The PSP is a "gateway drug" into the console world, according to SCEA senior marketing manager John Koller.
Speaking at a roundtable at the 6th annual Wedbush Morgan Securities Management Access Conference in New York City today, Koller told the audience that the PSP has changed the way people think about handheld gaming.
"In the past, it was a small screen experience. It was something that was very difficult to have from a social perspective," he said. "Those things have changed."
Sony has also seen a demographic shift since launching the PSP in 2005. Originally targeting 28-40 year-old business men in the subway on the way to work, the reality has been that PSP has attracted younger and multi-ethnic users who play together.
"It's become, from a gaming perspective, a lot different than I think we even envisioned it when we first launched it," said Koller.
"That's a very good thing. It's expansionary. For us, the PSP is a very high growth, high margin business and something that is a very good product for us."
Koller said that the company looks at the PSP as a kind of "gateway drug" into the console world, as it were, with consumers who have purchased the PSP as their first "console" during the past few years moving on to the PS3 as they go along the adoption curve.
"For us, it has been a really interesting experience. The PSP really parlays well into our broader hardware business."

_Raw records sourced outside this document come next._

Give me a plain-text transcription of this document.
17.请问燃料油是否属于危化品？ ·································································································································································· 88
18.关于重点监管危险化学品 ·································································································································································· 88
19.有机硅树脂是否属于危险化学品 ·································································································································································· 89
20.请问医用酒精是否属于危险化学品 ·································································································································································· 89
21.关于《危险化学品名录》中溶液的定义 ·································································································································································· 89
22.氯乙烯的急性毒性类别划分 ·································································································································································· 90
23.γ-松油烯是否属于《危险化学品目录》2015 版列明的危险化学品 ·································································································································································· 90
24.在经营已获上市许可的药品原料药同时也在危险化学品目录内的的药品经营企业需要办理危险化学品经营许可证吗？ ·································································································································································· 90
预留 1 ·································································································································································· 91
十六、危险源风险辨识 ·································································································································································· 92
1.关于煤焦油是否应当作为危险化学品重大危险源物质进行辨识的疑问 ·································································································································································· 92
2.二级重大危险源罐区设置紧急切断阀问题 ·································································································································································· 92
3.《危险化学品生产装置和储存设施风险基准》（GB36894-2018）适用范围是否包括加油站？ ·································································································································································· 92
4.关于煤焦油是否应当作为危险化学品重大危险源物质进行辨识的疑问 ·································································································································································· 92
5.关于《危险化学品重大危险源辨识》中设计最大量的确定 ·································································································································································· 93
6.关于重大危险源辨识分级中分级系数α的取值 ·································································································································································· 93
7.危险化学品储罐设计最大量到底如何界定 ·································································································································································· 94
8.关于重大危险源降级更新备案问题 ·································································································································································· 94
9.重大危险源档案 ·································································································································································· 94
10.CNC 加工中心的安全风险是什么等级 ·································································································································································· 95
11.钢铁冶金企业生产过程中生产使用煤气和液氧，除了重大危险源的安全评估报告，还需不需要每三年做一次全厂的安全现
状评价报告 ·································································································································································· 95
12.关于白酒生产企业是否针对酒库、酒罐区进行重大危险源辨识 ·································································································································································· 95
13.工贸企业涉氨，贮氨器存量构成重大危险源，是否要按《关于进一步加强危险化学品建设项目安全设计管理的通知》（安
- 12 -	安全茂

Sony is looking at a wide variety of other uses for the PSP besides just gaming, Koller said, and plans to bring its GPS peripheral to North America very soon. SCEA will also be releasing a PSP keyboard within the next twelve months.
Michael Pachter, the Wedbush Morgan Securities analyst who moderated the roundtable discussion, specifically addressed the perception that the PSP is a "terrible device that no one owns and is a disaster business."

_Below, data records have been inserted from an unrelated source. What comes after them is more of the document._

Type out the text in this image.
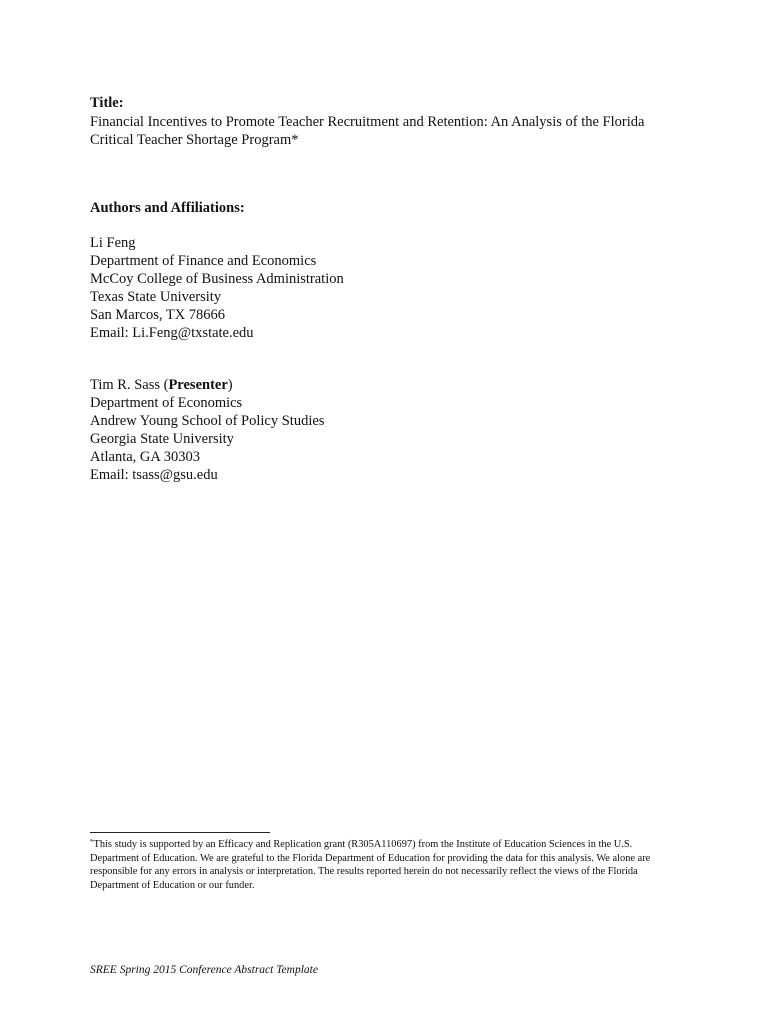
Title:
Financial Incentives to Promote Teacher Recruitment and Retention: An Analysis of the Florida Critical Teacher Shortage Program*
Authors and Affiliations:
Li Feng
Department of Finance and Economics
McCoy College of Business Administration
Texas State University
San Marcos, TX 78666
Email: Li.Feng@txstate.edu
Tim R. Sass (Presenter)
Department of Economics
Andrew Young School of Policy Studies
Georgia State University
Atlanta, GA 30303
Email: tsass@gsu.edu
*This study is supported by an Efficacy and Replication grant (R305A110697) from the Institute of Education Sciences in the U.S. Department of Education. We are grateful to the Florida Department of Education for providing the data for this analysis. We alone are responsible for any errors in analysis or interpretation. The results reported herein do not necessarily reflect the views of the Florida Department of Education or our funder.
SREE Spring 2015 Conference Abstract Template
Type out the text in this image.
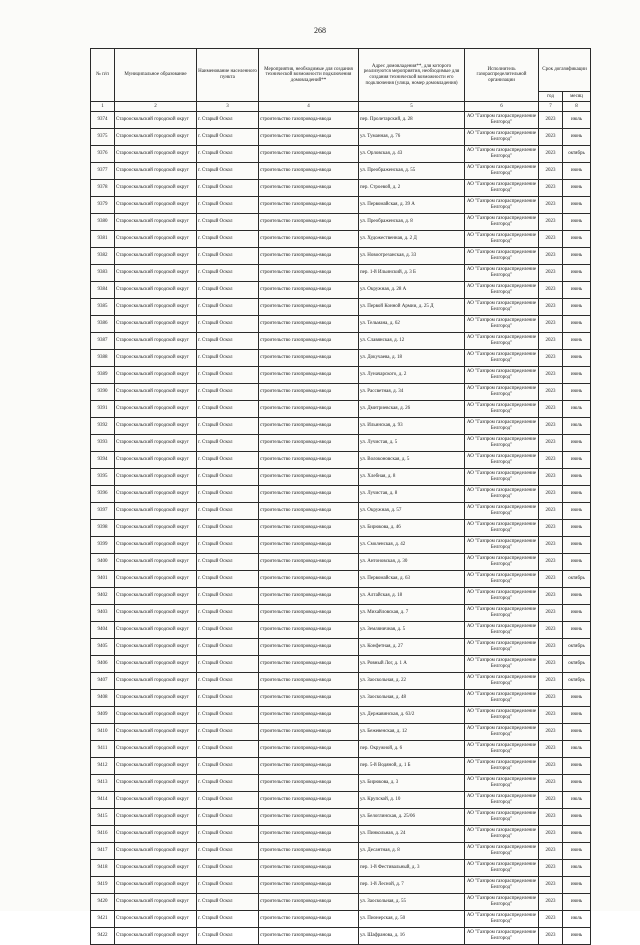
268
№ п/п	Муниципальное образование	Наименование населенного пункта	Мероприятия, необходимые для создания технической возможности подключения домовладений**	Адрес домовладения**, для которого реализуются мероприятия, необходимые для создания технической возможности его подключения (улица, номер домовладения)	Исполнитель газораспределительной организации	Срок догазификации	
						год	месяц
1	2	3	4	5	6	7	8
9374	Старооскольский городской округ	г. Старый Оскол	строительство газопровода-ввода	пер. Пролетарский, д. 28	АО "Газпром газораспределение Белгород"	2023	июль
9375	Старооскольский городской округ	г. Старый Оскол	строительство газопровода-ввода	ул. Туманная, д. 76	АО "Газпром газораспределение Белгород"	2023	июнь
9376	Старооскольский городской округ	г. Старый Оскол	строительство газопровода-ввода	ул. Орловская, д. 43	АО "Газпром газораспределение Белгород"	2023	октябрь
9377	Старооскольский городской округ	г. Старый Оскол	строительство газопровода-ввода	ул. Преображенская, д. 55	АО "Газпром газораспределение Белгород"	2023	июнь
9378	Старооскольский городской округ	г. Старый Оскол	строительство газопровода-ввода	пер. Строевой, д. 2	АО "Газпром газораспределение Белгород"	2023	июнь
9379	Старооскольский городской округ	г. Старый Оскол	строительство газопровода-ввода	ул. Первомайская, д. 39 А	АО "Газпром газораспределение Белгород"	2023	июнь
9380	Старооскольский городской округ	г. Старый Оскол	строительство газопровода-ввода	ул. Преображенская, д. 8	АО "Газпром газораспределение Белгород"	2023	июнь
9381	Старооскольский городской округ	г. Старый Оскол	строительство газопровода-ввода	ул. Художественная, д. 2 Д	АО "Газпром газораспределение Белгород"	2023	июнь
9382	Старооскольский городской округ	г. Старый Оскол	строительство газопровода-ввода	ул. Новоотрезанская, д. 33	АО "Газпром газораспределение Белгород"	2023	июнь
9383	Старооскольский городской округ	г. Старый Оскол	строительство газопровода-ввода	пер. 1-й Ильинский, д. 3 Б	АО "Газпром газораспределение Белгород"	2023	июнь
9384	Старооскольский городской округ	г. Старый Оскол	строительство газопровода-ввода	ул. Окружная, д. 28 А	АО "Газпром газораспределение Белгород"	2023	июнь
9385	Старооскольский городской округ	г. Старый Оскол	строительство газопровода-ввода	ул. Первой Конной Армии, д. 25 Д	АО "Газпром газораспределение Белгород"	2023	июнь
9386	Старооскольский городской округ	г. Старый Оскол	строительство газопровода-ввода	ул. Тельмана, д. 62	АО "Газпром газораспределение Белгород"	2023	июнь
9387	Старооскольский городской округ	г. Старый Оскол	строительство газопровода-ввода	ул. Славянская, д. 12	АО "Газпром газораспределение Белгород"	2023	июнь
9388	Старооскольский городской округ	г. Старый Оскол	строительство газопровода-ввода	ул. Докучаева, д. 18	АО "Газпром газораспределение Белгород"	2023	июнь
9389	Старооскольский городской округ	г. Старый Оскол	строительство газопровода-ввода	ул. Луначарского, д. 2	АО "Газпром газораспределение Белгород"	2023	июнь
9390	Старооскольский городской округ	г. Старый Оскол	строительство газопровода-ввода	ул. Рассветная, д. 34	АО "Газпром газораспределение Белгород"	2023	июнь
9391	Старооскольский городской округ	г. Старый Оскол	строительство газопровода-ввода	ул. Дмитриевская, д. 26	АО "Газпром газораспределение Белгород"	2023	июль
9392	Старооскольский городской округ	г. Старый Оскол	строительство газопровода-ввода	ул. Ильинская, д. 93	АО "Газпром газораспределение Белгород"	2023	июль
9393	Старооскольский городской округ	г. Старый Оскол	строительство газопровода-ввода	ул. Лучистая, д. 5	АО "Газпром газораспределение Белгород"	2023	июнь
9394	Старооскольский городской округ	г. Старый Оскол	строительство газопровода-ввода	ул. Волоконовская, д. 5	АО "Газпром газораспределение Белгород"	2023	июнь
9395	Старооскольский городской округ	г. Старый Оскол	строительство газопровода-ввода	ул. Хлебная, д. 8	АО "Газпром газораспределение Белгород"	2023	июнь
9396	Старооскольский городской округ	г. Старый Оскол	строительство газопровода-ввода	ул. Лучистая, д. 8	АО "Газпром газораспределение Белгород"	2023	июнь
9397	Старооскольский городской округ	г. Старый Оскол	строительство газопровода-ввода	ул. Окружная, д. 57	АО "Газпром газораспределение Белгород"	2023	июнь
9398	Старооскольский городской округ	г. Старый Оскол	строительство газопровода-ввода	ул. Бирюкова, д. 46	АО "Газпром газораспределение Белгород"	2023	июнь
9399	Старооскольский городской округ	г. Старый Оскол	строительство газопровода-ввода	ул. Смоленская, д. 42	АО "Газпром газораспределение Белгород"	2023	июнь
9400	Старооскольский городской округ	г. Старый Оскол	строительство газопровода-ввода	ул. Антоновская, д. 30	АО "Газпром газораспределение Белгород"	2023	июнь
9401	Старооскольский городской округ	г. Старый Оскол	строительство газопровода-ввода	ул. Первомайская, д. 63	АО "Газпром газораспределение Белгород"	2023	октябрь
9402	Старооскольский городской округ	г. Старый Оскол	строительство газопровода-ввода	ул. Алтайская, д. 18	АО "Газпром газораспределение Белгород"	2023	июнь
9403	Старооскольский городской округ	г. Старый Оскол	строительство газопровода-ввода	ул. Михайловская, д. 7	АО "Газпром газораспределение Белгород"	2023	июнь
9404	Старооскольский городской округ	г. Старый Оскол	строительство газопровода-ввода	ул. Земляничная, д. 5	АО "Газпром газораспределение Белгород"	2023	июнь
9405	Старооскольский городской округ	г. Старый Оскол	строительство газопровода-ввода	ул. Конфетная, д. 27	АО "Газпром газораспределение Белгород"	2023	октябрь
9406	Старооскольский городской округ	г. Старый Оскол	строительство газопровода-ввода	ул. Ровный Лог, д. 1 А	АО "Газпром газораспределение Белгород"	2023	октябрь
9407	Старооскольский городской округ	г. Старый Оскол	строительство газопровода-ввода	ул. Заоскольная, д. 22	АО "Газпром газораспределение Белгород"	2023	октябрь
9408	Старооскольский городской округ	г. Старый Оскол	строительство газопровода-ввода	ул. Заоскольная, д. 48	АО "Газпром газораспределение Белгород"	2023	июнь
9409	Старооскольский городской округ	г. Старый Оскол	строительство газопровода-ввода	ул. Державинская, д. 63/2	АО "Газпром газораспределение Белгород"	2023	июнь
9410	Старооскольский городской округ	г. Старый Оскол	строительство газопровода-ввода	ул. Бежевенская, д. 12	АО "Газпром газораспределение Белгород"	2023	июнь
9411	Старооскольский городской округ	г. Старый Оскол	строительство газопровода-ввода	пер. Окружной, д. 6	АО "Газпром газораспределение Белгород"	2023	июль
9412	Старооскольский городской округ	г. Старый Оскол	строительство газопровода-ввода	пер. 5-й Водяной, д. 1 Б	АО "Газпром газораспределение Белгород"	2023	июнь
9413	Старооскольский городской округ	г. Старый Оскол	строительство газопровода-ввода	ул. Бирюкова, д. 3	АО "Газпром газораспределение Белгород"	2023	июнь
9414	Старооскольский городской округ	г. Старый Оскол	строительство газопровода-ввода	ул. Крупской, д. 10	АО "Газпром газораспределение Белгород"	2023	июль
9415	Старооскольский городской округ	г. Старый Оскол	строительство газопровода-ввода	ул. Белоглинская, д. 25/06	АО "Газпром газораспределение Белгород"	2023	июнь
9416	Старооскольский городской округ	г. Старый Оскол	строительство газопровода-ввода	ул. Пинкольная, д. 24	АО "Газпром газораспределение Белгород"	2023	июнь
9417	Старооскольский городской округ	г. Старый Оскол	строительство газопровода-ввода	ул. Десантная, д. 8	АО "Газпром газораспределение Белгород"	2023	июнь
9418	Старооскольский городской округ	г. Старый Оскол	строительство газопровода-ввода	пер. 1-й Фестивальный, д. 3	АО "Газпром газораспределение Белгород"	2023	июль
9419	Старооскольский городской округ	г. Старый Оскол	строительство газопровода-ввода	пер. 1-й Лесной, д. 7	АО "Газпром газораспределение Белгород"	2023	июнь
9420	Старооскольский городской округ	г. Старый Оскол	строительство газопровода-ввода	ул. Заоскольная, д. 55	АО "Газпром газораспределение Белгород"	2023	июнь
9421	Старооскольский городской округ	г. Старый Оскол	строительство газопровода-ввода	ул. Пионерская, д. 50	АО "Газпром газораспределение Белгород"	2023	июль
9422	Старооскольский городской округ	г. Старый Оскол	строительство газопровода-ввода	ул. Шафранова, д. 16	АО "Газпром газораспределение Белгород"	2023	июнь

"If you go look at sell through...and I have North America numbers...If you look at sell-through for PSP, at a much higher price point, it is about six months behind the adoption curve of the Game Boy Advance which averaged about USD 80 cheaper.
"That's not the DS, but the original Game Boy Advance - the Game Boy Advance that had no competition. So, people 'dis' the PSP, but the business is a pretty solid business," Pachter said.